Usain Bolt gave the crowd a wave in the manner of Queen Elizabeth II of Britain before racing to the finish line of the 200 meters to seal a historic sweep of the track sprints at the London Olympics.
Bolt won in 19.32 seconds at the Olympic Stadium to lead a Jamaican medals sweep. Yohan Blake got the silver in 19.44 and Warren Weir took bronze in 19.84.
“I’ve done it, this is what I wanted; I’ve wanted to become a legend,” he told reporters after his race. “You can bask in my glory now.”
Bolt, 25, looked over to his friend Blake on his left side as he approached the finish line. He placed his finger over his lips as he became the only man to successfully defend both the 100- and 200-meter titles at an Olympics.
His triumph also made him the first runner to retain two titles since Finland’s Lasse Viren won the 5,000- and 10,000- meter races at the 1972 Munich Olympics and the 1976 Montreal Games. Bolt set an Olympic record of 9.63 seconds in his 100- meter victory on Aug. 5.
“For me, that was for all the doubters, all the people saying I wasn’t going to win,” Bolt said. “They can stop talking now, I’m a legend.”
Carl Lewis, the former U.S. track star whose achievements Bolt surpassed by defending both sprint titles, questioned the Jamaican’s rapid improvement at the 2008 Beijing Games, and also said the Caribbean country’s drug-testing regime wasn’t as rigorous as it should be.
“I’m going to say something controversial right now. Carl Lewis, I have no respect for him,” Bolt said when asked to compare himself to the American. “It was all about drugs. Talking about drugs, about drug stuff for me. For an athlete to be out of the sport to be saying that, that’s really upsetting for me. As far as I’m concerned, he’s just looking for attention, that’s all.”
Bolt said he may not be back for the Rio de Janeiro Olympics in four years when he’ll be 29, and is considering skipping next August’s world championships in Moscow.
“It’s going to be a hard mission,” he said, pointing at silver medalist Blake and bronze medalist Weir. “These guys are running extremely well right now.”
The sprinter’s success was celebrated late into the night in Jamaica, where his win, and the medal sweep, brought thousands of flag-waving fans to the streets.
Preston Gordon, 75, a Jamaican who moved to London when he was 19, said Bolt’s impact on his birth country matched that of reggae legend Bob Marley.
“It’s just amazing what he’s done for such a small country,” said Gordon, who was inside the stadium. “It’s out of this world. I don’t think what he’s done will ever happen again.”
Bolt had come to London with some question marks about his form and fitness after losing in both the 100 and 200 meters to Blake, his 22-year-old training partner, at the Jamaican trials in June and July.
“Blake kind of knocked on my door and said, ’Usain, this is the Olympic year, you’ve got to get serious.
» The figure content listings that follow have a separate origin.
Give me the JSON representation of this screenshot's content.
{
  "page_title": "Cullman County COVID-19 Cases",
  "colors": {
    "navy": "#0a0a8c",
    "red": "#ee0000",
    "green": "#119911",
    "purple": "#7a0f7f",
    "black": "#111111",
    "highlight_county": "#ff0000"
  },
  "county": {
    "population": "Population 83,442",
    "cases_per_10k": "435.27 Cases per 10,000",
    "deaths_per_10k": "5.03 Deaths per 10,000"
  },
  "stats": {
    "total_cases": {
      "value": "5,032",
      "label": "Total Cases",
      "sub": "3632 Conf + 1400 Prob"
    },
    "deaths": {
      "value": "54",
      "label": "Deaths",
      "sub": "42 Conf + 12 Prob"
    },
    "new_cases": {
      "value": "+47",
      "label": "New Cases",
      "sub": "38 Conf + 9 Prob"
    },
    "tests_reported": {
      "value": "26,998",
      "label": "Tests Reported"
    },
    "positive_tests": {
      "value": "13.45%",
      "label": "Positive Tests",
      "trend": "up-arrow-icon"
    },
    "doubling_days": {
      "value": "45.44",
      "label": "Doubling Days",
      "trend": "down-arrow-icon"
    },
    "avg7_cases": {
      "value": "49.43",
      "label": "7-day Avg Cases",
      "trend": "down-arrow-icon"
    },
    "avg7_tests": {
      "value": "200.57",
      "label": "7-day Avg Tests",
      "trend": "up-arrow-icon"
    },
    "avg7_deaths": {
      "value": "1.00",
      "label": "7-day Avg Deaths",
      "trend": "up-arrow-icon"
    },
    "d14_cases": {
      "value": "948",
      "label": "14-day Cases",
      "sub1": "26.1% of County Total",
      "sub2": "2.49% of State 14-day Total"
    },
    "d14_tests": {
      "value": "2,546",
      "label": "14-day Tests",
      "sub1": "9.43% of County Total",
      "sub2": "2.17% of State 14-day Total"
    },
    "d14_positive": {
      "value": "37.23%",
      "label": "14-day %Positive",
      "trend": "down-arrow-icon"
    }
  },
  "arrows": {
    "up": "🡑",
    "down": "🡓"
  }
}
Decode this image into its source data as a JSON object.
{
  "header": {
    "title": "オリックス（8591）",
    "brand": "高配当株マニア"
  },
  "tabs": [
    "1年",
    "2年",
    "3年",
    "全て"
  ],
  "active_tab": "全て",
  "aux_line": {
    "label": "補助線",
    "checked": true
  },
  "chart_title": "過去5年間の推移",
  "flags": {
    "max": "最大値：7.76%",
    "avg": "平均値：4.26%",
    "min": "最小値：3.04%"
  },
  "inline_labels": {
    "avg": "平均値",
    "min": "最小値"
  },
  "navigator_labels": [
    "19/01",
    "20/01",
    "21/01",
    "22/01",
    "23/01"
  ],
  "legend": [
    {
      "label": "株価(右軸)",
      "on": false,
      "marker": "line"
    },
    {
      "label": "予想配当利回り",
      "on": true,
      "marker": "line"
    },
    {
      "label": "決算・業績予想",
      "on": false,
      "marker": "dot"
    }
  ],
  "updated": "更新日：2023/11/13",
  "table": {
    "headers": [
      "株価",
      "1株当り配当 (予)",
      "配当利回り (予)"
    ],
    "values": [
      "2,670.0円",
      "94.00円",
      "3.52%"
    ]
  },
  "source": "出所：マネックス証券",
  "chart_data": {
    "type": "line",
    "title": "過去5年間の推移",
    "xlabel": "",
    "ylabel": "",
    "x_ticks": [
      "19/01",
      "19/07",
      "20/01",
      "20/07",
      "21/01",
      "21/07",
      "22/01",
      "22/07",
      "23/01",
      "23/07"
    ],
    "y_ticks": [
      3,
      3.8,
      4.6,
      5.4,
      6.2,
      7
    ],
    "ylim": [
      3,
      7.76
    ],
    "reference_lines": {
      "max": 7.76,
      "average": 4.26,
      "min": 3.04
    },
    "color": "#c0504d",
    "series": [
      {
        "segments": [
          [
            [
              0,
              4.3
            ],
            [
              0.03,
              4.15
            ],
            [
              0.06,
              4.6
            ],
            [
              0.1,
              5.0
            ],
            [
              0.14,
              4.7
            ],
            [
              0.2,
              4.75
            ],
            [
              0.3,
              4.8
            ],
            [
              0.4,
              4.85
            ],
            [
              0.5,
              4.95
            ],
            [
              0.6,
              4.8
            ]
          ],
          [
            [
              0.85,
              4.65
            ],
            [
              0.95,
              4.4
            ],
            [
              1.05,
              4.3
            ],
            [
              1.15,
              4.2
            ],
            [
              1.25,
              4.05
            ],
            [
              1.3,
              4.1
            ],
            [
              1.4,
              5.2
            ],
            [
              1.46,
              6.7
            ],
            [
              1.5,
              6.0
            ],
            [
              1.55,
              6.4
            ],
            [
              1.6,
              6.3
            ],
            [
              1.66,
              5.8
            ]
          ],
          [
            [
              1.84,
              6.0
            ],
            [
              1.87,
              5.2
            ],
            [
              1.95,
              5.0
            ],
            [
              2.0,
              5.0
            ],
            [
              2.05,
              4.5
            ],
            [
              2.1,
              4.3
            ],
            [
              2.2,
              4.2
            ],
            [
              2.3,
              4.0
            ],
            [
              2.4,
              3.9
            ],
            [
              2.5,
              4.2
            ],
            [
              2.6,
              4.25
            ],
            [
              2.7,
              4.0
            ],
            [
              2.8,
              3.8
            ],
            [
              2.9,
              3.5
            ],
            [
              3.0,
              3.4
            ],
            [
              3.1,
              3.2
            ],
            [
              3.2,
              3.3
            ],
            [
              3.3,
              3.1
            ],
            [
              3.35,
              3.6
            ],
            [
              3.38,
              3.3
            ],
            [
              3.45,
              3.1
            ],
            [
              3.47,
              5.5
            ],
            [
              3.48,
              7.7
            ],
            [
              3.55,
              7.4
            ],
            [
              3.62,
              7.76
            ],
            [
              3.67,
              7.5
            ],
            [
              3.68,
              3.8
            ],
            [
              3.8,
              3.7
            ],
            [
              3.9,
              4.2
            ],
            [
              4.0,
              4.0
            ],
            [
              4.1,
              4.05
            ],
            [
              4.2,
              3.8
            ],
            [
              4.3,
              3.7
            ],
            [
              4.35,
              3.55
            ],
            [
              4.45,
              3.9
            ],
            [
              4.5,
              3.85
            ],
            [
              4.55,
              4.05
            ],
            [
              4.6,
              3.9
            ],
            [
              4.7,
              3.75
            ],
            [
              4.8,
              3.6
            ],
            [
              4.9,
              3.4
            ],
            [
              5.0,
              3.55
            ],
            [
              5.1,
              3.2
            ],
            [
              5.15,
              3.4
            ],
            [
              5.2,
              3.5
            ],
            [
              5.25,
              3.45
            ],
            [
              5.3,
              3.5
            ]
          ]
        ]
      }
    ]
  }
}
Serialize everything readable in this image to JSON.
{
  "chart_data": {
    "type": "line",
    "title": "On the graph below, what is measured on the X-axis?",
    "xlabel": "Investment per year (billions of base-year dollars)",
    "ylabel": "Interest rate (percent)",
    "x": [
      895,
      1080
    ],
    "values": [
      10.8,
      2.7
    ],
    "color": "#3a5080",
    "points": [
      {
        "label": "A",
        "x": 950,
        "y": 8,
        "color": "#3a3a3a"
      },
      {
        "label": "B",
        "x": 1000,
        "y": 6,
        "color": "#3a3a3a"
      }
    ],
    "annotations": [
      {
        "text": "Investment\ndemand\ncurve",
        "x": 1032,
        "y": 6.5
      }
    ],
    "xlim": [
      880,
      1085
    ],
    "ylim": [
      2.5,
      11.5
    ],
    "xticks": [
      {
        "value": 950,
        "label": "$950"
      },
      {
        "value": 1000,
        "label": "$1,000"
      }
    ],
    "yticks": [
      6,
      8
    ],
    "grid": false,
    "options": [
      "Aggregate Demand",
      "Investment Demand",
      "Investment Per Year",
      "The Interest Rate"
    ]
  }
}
You’ve got to remember that I am here and I am ready to go.’ That was good for me, it really opened my eyes to what was really going on,” Bolt said.
He recalled telling Blake, whom he’s nicknamed “The Beast” for the intensity of his training, that he didn’t have a chance of usurping him when they started working out together.
“I said to Yohan Blake in 2010 that you came around at the wrong time because this is my time,” Bolt said. “These next two years are mine. After that you can go on and do what you have to do.”
Before the start, wearing a yellow cap back to front, Bolt shared a fist bump with both a beaming volunteer standing behind his blocks and Blake, clapped to the crowd and then looked up to the sky. He got the biggest roar from the capacity crowd of 80,000 when he finished his pre-race rituals with a wave in a manner akin to that of the British monarch.
Bolt said he’d come up with the idea for his impersonation when he talked to Blake and Weir before the race.
“We wondered, what are we going to do?” Bolt said. “Blake was saying I’ve got something new, and Weir was going to do something, so I was left alone and I was like: ‘What am I going to do?’ So I did the wave.”
Bolt led the field from the start, with Blake pushing him at the end as he finished in a time that equaled the mark set by Michael Johnson when the American won gold at the Atlanta Games in 1996.
Bolt is the only person to have run below 9.60 in the 100 meters and under 19.20 in the 200 meters. He broke his own world records in both distances at the 2009 world championships in Berlin, where he ran 9.58 to win the 100 and 19.19 to take the 200.
Although Bolt said he’s not been “100 percent” fit and that he’d felt a strain in his back during the 200, he’s aiming to break the 400-meter relay world record with his teammates tomorrow. Jamaica is the defending Olympic champion and set a world mark at last year’s world championships in Daegu, South Korea.
“It’s a possibility,” Bolt said. “It would be a good way to close the show again.”